The gamble didn’t entirely pay off because another publisher swooped in and bought the only other profitable title: Retro Gamer. 

But his new company continued for a while before, about seven years later, it too pulled into a lay-by of the publishing dual carriageway and never moved again. This was despite the valiant efforts of all concerned. 

All this happened without me and many others who had worked at Live. Having been made redundant for the first time in my life in 2005, I had become a freelance writer.

Unless I moved back to London, which I didn’t even consider, it would be very unlikely I would ever get a full-time job as an editor. 

And even in London, traditional print journalism was beginning to look like a sucker’s game. Low salaries and few senior positions meant the industry had transformed. I started to notice how everybody working on magazines was a recent graduate, largely because they were cheaper to hire. 

Nonetheless, I spent a decade having fun as a freelance. I explored the nascent world of paid blogging. I self-published to amazing success. I wrote and edited textbooks, some of which were best-sellers

I explored the cutting edge of quite a lot of new content creation concepts.

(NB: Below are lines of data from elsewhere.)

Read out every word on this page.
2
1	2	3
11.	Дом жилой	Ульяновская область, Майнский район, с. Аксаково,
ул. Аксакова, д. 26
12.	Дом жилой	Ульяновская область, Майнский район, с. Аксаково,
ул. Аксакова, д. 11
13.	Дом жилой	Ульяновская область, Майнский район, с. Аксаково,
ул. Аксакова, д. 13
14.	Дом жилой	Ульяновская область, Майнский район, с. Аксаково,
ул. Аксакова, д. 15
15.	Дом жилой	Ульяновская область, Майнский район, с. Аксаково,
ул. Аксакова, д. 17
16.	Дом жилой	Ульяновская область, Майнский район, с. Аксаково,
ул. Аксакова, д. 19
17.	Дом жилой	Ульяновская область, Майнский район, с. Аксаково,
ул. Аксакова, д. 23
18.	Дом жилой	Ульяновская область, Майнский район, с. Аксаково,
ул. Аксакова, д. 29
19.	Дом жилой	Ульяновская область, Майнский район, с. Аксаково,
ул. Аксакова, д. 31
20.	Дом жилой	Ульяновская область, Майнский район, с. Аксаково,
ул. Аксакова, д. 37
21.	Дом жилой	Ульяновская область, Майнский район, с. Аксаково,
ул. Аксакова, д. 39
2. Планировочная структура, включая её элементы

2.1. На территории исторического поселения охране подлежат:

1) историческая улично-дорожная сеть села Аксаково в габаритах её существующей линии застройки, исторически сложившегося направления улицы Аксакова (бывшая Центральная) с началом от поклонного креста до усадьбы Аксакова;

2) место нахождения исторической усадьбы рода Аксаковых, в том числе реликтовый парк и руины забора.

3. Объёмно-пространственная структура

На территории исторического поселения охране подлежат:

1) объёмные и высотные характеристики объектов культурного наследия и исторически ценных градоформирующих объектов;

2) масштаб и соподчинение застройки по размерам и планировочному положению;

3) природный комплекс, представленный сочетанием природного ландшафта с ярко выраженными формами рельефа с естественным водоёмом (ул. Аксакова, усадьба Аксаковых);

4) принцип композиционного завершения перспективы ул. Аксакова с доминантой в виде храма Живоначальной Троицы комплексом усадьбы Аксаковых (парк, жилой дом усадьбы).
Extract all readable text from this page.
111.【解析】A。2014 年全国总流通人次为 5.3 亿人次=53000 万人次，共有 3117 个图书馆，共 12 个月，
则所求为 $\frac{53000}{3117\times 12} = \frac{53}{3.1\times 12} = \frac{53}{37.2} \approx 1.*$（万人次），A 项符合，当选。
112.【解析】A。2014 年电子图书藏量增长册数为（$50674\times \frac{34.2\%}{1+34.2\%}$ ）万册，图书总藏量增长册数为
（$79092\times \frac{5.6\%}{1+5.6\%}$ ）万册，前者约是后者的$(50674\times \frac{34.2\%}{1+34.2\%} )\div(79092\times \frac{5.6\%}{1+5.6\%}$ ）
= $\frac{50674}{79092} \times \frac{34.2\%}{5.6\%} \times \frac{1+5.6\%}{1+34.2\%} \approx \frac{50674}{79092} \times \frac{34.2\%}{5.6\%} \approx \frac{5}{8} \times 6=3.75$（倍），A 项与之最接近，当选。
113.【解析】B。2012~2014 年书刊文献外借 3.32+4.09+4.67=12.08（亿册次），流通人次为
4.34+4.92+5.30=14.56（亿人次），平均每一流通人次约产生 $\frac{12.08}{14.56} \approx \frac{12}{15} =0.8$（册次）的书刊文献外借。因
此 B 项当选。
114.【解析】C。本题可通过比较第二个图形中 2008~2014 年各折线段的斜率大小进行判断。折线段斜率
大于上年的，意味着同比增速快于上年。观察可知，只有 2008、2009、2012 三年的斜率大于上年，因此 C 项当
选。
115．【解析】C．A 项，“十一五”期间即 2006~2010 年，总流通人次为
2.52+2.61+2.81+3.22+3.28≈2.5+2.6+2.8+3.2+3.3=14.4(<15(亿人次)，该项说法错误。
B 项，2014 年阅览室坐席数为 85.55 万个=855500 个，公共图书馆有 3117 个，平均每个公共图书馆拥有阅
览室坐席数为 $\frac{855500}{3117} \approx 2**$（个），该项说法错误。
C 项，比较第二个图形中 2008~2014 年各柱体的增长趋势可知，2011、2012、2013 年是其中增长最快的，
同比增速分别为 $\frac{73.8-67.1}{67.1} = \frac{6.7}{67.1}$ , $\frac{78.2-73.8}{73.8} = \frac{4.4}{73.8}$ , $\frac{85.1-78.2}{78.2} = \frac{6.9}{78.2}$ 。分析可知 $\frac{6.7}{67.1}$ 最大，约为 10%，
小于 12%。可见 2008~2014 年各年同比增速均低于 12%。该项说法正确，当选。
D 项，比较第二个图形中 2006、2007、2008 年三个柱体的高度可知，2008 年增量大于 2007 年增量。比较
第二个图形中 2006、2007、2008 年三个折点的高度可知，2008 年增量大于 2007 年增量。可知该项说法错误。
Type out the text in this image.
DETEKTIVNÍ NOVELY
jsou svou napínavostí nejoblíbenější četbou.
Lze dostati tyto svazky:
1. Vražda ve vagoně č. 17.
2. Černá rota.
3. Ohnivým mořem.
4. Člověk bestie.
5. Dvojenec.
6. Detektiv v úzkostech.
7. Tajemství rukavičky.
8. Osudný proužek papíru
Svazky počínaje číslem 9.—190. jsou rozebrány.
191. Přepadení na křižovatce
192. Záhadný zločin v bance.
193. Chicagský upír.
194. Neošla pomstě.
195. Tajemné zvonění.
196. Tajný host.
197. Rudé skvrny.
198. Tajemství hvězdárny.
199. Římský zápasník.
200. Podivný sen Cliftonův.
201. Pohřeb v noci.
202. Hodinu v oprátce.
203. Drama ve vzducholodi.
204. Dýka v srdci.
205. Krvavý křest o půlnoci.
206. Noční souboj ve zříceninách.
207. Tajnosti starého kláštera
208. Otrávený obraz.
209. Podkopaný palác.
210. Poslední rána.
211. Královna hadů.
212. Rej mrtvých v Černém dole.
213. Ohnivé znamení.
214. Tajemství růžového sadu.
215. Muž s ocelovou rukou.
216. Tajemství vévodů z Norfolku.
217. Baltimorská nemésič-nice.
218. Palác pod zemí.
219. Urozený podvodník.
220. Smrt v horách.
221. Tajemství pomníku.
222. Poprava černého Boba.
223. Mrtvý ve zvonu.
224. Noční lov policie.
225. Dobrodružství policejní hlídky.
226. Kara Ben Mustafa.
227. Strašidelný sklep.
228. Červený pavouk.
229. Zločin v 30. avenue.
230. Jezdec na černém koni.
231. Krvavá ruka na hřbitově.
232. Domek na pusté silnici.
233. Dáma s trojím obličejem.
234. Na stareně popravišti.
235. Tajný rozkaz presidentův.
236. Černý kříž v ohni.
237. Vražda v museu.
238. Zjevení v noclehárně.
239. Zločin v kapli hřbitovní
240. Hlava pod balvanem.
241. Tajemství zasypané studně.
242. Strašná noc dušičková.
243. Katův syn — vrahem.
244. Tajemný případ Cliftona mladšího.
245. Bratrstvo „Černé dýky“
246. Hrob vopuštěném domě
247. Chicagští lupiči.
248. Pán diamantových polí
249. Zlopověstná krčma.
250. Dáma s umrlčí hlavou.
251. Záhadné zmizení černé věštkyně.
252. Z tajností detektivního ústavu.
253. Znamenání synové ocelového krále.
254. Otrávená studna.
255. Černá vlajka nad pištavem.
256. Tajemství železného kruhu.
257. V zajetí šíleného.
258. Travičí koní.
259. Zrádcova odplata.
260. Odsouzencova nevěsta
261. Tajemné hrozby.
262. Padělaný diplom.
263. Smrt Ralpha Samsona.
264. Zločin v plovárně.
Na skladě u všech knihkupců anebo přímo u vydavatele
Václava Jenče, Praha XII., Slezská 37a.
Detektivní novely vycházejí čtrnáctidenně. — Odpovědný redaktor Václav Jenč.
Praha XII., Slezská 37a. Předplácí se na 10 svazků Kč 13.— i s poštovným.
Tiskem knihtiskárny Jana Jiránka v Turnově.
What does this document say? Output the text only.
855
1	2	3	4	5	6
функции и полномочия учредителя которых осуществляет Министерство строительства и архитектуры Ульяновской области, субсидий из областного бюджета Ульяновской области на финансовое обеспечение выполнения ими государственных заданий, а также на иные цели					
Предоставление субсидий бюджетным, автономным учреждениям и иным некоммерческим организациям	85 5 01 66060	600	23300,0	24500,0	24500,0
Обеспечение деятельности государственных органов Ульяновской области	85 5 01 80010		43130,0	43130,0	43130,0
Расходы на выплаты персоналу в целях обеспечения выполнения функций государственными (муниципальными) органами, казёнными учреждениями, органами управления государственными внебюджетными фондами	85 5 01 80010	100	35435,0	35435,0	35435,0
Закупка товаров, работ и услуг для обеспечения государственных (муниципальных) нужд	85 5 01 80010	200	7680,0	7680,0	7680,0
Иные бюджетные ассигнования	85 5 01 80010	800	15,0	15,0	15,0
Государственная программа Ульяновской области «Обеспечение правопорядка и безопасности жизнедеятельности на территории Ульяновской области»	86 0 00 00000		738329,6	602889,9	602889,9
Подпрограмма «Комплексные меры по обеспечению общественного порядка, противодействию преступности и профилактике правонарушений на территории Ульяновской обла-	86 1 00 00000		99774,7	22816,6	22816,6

But it was a precarious way to make a living. In 2017, married and approaching middle age, I became tired of it all. I wanted a salary again. My wife and I needed certainty. 

I heard within the industry that many journalists were moving over to something called content marketing, where they transferred their skills to creating top-of-funnel blogs, eBooks and videos for businesses. 

This is where I would eventually end-up – as a content creator at a FTSE100 company.